La conversación en el palco del Barón era algo remota, con las voces desapareciendo bajo el rítmico batir de innumerables pies en las gradas y el coro de gritos a su alrededor:

—¡La cabeza! ¡La cabeza! ¡La cabeza! ¡La cabeza!

El Barón frunció el ceño, viendo el modo como Feyd-Rautha lo miraba. Lentamente, controlando con dificultad su rabia, el Barón hizo un gesto con la mano, indicando al joven que estaba inmóvil en la arena el cuerpo tendido del esclavo. Dad al muchacho la cabeza. Se la ha ganado denunciando al maestro de esclavos.

Feyd-Rautha vio la señal de asentimiento y pensó: Cree hacerme un honor con ello. ¡Que vea lo que pienso al respecto!

Vio a sus manipuladores acercarse, con el cuchillo-sierra para los honores; los detuvo con un gesto imperativo, repitiendo el gesto al ver que dudaban. ¡Crees honrarme con una cabeza!, pensó.

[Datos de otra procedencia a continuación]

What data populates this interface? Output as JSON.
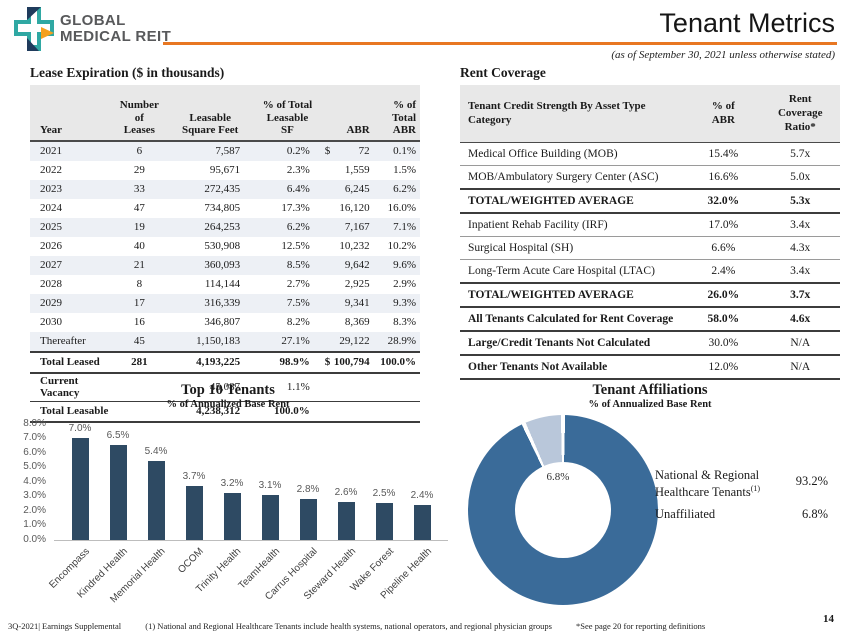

Se inclinó y cruzó las manos del gladiador en torno a la empuñadura del cuchillo que surgía de su pecho, luego extrajo el cuchillo y lo situó entre las inertes manos.

Le bastó un momento. Entonces se irguió; haciendo un signo a sus manipuladores.

—Sepultad a este esclavo intacto, con su cuchillo entre las manos —dijo—. El hombre se lo ha merecido.

En el palco dorado, el Conde Fenring se inclinó hacia el Barón.

—Un gran gesto —dijo—. De auténtico valor. Vuestro sobrino no sólo es valiente, sino que también tiene estilo.

—Insulta a la gente rehusando la cabeza —murmuró el Barón.

—En absoluto —dijo Dama Fenring. Se volvió, mirando las gradas a su alrededor.

Y el Barón observó la línea de su cuello… un adorable juego de músculos… como un adolescente.

—Aprecian lo que ha hecho vuestro sobrino —dijo ella.

El Barón miró, y vio que, en efecto, los espectadores habían interpretado correctamente el gesto de Feyd-Rautha, y contemplaban fascinados cómo el cuerpo intacto del gladiador era transportado fuera de la arena. La gente se excitaba, gritando, pateando y dándose golpes unos a otros en los hombros.

El Barón dijo en tono desolado:

—Tendré que ordenar una fiesta. Uno no puede enviar a la gente a sus casas así, sin que hayan gastado todas sus energías. Es necesario que vean que yo también participo en su excitación. —Hizo un gesto a su guardia, y un servidor extendió sobre ellos el estandarte naranja de los Harkonnen, agitándolo por encima del palco: una, dos, tres veces… la señal de la fiesta.

Feyd-Rautha atravesó la arena y se detuvo bajo el palco dorado, con sus armas de nuevo en sus fundas, los brazos colgando a sus costados.

—¿Una fiesta, tío? —preguntó por encima del rumor de la gente.